The Federal Government spent $84 million for the John Milton Bryan Simpson United States Courthouse, which broke ground in 2000 and opened in 2003, across from the Plaza. Over $162 million was invested by the city in the buildings surrounding Hemming Plaza, including:
- St. James Building: $24 million renovation for a new City Hall
- New Downtown Library & parking garage: $100 million
- Ed Ball Building: $25 million renovation for city government office building
- Jacksonville Museum of Contemporary Art: $1.5 million for renovation
- Haverty's Building: $10 million renovation for a new City Hall Annex
- Snyder Memorial Church Building: $1.3 million for renovation

A life-size cast bronze statue of U.S. Rep. Charles Edward Bennett, who served Northeast Florida in Congress for 44 years, was installed on a granite base in Hemming Plaza on April 23, 2004.

===2010s to present===
In September 2014, the city of Jacksonville entered into a public-private agreement with the nonprofit organization, Friends of Hemming Park, to manage the park. The organization is charged with revitalizing and programming the square. The 501(c)3 nonprofit organization was created by community leaders and members of The Cultural Council of Jacksonville, and Downtown Vision, Inc.

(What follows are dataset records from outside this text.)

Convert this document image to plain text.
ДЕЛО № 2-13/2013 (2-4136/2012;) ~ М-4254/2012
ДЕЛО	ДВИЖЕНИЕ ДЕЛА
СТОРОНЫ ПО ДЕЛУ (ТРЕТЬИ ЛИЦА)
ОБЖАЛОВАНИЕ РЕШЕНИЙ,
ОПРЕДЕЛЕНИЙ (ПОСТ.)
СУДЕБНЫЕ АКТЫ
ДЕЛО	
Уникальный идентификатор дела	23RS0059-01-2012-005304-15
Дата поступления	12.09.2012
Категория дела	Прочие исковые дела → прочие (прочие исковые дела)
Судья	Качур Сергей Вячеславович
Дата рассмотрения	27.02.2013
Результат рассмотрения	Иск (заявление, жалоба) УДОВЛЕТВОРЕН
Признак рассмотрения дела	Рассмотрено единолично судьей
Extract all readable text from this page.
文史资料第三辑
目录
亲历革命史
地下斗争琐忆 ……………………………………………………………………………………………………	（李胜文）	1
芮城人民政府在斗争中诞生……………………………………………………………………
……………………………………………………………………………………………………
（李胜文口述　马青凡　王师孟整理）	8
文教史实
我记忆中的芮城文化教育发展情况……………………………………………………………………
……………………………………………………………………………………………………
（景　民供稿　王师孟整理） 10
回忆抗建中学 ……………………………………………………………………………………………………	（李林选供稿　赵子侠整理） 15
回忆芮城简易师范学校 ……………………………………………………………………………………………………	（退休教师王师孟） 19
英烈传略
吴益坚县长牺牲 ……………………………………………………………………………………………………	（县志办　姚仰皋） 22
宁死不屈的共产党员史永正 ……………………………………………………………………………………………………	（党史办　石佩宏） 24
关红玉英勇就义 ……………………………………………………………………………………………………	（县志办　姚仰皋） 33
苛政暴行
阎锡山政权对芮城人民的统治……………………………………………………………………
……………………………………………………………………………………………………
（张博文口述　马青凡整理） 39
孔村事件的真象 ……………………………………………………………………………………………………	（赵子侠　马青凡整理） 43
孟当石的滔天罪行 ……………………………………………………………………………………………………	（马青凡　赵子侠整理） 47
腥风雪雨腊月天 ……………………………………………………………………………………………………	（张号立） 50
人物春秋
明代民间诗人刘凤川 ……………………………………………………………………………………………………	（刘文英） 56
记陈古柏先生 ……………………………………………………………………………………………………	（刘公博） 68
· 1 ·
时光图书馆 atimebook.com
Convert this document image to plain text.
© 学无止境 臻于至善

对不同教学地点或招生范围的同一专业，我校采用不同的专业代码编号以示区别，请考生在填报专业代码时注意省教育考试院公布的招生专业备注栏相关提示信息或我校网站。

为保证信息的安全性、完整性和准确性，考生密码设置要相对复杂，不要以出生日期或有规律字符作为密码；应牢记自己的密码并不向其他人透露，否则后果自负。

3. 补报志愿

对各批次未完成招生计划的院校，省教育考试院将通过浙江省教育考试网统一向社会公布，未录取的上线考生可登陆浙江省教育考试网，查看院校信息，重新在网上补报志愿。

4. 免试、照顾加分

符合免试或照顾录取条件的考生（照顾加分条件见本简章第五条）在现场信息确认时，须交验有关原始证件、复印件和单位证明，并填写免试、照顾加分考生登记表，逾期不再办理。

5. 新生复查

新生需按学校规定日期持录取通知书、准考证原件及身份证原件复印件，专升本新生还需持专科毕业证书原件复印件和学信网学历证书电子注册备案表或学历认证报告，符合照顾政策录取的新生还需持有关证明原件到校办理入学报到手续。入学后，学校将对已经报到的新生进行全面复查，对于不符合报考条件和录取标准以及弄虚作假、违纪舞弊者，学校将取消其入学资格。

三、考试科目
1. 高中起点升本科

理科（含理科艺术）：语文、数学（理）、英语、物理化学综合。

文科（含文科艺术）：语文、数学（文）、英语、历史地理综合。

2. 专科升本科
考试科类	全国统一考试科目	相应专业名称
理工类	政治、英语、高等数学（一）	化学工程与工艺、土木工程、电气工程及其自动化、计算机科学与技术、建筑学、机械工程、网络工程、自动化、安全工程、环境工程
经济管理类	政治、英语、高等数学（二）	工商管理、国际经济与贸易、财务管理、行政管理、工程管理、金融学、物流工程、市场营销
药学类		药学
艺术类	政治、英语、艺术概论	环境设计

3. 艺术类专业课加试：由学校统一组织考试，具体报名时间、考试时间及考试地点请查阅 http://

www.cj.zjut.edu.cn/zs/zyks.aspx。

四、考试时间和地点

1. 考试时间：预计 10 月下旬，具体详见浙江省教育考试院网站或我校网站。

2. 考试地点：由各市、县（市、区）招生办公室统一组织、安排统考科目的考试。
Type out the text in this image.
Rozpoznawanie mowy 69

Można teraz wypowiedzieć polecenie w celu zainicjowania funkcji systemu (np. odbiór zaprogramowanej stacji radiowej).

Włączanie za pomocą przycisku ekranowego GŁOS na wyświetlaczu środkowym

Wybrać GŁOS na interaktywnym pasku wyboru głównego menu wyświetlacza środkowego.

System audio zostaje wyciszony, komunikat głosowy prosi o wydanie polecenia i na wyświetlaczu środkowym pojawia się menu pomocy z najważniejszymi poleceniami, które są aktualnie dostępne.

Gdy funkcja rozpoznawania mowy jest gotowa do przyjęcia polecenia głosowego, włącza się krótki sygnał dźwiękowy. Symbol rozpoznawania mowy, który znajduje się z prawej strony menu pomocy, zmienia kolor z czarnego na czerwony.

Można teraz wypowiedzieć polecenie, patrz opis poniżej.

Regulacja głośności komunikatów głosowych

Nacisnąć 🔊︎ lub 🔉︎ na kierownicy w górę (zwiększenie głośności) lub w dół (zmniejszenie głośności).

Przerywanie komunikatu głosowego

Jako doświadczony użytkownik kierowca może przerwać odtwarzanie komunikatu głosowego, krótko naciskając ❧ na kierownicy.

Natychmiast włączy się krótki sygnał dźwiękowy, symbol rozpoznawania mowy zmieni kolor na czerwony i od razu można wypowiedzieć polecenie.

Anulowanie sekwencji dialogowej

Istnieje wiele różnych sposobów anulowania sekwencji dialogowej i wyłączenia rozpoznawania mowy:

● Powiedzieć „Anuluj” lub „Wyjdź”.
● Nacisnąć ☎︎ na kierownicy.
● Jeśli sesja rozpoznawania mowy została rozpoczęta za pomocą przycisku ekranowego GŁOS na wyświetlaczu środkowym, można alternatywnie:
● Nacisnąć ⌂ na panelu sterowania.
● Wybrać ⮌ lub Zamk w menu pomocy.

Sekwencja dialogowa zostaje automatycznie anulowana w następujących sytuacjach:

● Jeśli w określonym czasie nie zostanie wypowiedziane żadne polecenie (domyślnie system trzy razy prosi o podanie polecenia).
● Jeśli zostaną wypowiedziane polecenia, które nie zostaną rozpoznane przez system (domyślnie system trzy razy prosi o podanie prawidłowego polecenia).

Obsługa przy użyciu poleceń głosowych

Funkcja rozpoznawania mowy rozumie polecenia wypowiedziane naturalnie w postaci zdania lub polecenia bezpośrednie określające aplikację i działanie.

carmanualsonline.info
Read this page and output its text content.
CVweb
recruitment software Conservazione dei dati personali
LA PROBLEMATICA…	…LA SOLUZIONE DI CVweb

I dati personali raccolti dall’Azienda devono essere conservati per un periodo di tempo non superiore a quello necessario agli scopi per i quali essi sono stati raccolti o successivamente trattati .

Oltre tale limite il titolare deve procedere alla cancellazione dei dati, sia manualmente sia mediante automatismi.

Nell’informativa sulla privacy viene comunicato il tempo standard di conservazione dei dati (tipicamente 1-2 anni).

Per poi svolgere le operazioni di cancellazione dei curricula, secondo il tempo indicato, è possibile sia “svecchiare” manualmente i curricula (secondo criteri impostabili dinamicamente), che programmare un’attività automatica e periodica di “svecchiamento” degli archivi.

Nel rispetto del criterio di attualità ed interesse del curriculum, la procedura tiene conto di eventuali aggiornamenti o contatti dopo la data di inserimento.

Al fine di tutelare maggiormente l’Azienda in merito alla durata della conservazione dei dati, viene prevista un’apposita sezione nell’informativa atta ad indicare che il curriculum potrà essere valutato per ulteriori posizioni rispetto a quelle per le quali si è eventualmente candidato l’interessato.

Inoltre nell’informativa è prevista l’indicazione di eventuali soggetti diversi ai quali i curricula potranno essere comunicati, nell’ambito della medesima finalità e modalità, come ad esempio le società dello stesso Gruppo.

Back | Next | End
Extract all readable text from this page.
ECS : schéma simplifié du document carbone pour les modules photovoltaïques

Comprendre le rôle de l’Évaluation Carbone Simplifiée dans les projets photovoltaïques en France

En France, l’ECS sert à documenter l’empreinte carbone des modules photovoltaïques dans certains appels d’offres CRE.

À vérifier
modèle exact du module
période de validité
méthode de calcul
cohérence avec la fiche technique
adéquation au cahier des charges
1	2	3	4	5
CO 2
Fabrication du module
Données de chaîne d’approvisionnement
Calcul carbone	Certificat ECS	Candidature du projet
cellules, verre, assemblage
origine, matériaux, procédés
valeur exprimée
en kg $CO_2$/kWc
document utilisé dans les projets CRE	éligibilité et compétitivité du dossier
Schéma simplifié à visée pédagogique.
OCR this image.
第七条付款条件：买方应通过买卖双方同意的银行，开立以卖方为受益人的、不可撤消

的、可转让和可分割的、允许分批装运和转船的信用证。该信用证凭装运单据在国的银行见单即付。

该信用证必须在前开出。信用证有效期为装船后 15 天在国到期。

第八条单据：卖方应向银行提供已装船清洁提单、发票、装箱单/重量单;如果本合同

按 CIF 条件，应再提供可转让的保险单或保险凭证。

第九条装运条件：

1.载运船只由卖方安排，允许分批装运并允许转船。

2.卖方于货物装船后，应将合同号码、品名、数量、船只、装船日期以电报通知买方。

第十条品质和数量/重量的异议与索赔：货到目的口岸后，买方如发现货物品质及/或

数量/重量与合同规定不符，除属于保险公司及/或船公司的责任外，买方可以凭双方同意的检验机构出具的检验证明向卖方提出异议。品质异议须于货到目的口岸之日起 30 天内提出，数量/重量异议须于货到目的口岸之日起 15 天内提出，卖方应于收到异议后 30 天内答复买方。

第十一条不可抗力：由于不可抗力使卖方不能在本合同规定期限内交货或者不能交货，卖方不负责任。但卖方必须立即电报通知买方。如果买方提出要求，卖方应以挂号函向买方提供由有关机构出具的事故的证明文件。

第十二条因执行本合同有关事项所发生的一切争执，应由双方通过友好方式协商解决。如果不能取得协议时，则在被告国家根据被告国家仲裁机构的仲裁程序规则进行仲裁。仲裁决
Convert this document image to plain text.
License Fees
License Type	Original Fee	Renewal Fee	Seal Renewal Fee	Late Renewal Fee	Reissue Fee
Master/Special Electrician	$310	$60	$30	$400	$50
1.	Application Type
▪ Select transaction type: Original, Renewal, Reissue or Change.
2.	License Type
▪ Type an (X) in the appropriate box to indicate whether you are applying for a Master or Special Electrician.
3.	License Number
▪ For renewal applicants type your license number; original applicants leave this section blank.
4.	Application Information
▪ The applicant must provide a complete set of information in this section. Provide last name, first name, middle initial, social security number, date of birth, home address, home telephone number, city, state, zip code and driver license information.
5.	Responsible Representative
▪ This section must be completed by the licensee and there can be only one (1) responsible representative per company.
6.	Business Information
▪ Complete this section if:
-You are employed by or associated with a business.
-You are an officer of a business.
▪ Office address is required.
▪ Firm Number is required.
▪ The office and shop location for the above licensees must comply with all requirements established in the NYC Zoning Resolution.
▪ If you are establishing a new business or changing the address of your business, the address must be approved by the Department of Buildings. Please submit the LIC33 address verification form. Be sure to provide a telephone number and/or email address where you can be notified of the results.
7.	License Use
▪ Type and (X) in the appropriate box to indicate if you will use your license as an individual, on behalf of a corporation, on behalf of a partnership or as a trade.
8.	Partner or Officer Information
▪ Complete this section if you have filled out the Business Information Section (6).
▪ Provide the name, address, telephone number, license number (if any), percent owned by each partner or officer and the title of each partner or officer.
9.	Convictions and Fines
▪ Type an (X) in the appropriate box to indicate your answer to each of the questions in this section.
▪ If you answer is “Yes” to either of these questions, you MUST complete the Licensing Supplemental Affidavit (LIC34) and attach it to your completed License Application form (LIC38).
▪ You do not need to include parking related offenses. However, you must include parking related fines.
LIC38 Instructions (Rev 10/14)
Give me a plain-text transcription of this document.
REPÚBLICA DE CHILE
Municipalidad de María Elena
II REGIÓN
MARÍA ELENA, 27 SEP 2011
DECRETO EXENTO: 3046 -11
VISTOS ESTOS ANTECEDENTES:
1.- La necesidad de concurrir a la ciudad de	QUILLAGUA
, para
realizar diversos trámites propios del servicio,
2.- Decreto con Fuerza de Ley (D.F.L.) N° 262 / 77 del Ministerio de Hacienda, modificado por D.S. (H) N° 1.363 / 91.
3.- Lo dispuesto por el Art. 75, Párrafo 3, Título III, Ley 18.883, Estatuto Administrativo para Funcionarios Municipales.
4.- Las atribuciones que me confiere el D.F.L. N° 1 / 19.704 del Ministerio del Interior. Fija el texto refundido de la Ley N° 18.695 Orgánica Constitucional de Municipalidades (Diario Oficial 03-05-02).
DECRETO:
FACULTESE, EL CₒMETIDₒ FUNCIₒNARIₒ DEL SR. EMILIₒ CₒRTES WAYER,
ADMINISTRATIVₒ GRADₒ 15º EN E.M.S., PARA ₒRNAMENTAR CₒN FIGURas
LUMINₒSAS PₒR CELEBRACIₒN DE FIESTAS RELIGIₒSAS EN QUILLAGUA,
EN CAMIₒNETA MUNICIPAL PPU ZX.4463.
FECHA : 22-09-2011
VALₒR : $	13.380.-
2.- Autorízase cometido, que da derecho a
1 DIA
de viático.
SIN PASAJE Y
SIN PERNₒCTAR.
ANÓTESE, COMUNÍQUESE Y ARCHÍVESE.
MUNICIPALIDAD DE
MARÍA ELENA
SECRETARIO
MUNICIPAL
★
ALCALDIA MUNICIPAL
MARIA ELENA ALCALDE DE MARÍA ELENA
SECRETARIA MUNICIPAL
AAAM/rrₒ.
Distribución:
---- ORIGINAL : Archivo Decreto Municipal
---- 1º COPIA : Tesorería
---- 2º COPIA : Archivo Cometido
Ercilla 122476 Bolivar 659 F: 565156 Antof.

The first Wednesday of every month, the park is converted into the centerpiece of Jacksonville's Downtown Art Walk.

On June 9, 2020, the park's Confederate monument and commemorative plaque were taken down during local George Floyd protests after 122 years in the center of the park and a three-year Take ‘Em Down Jax Confederate monument removal campaign.

On August 11, 2020, the Jacksonville City Council voted to change the name of the park in honor of writer and civil rights activist James Weldon Johnson, a Jacksonville native.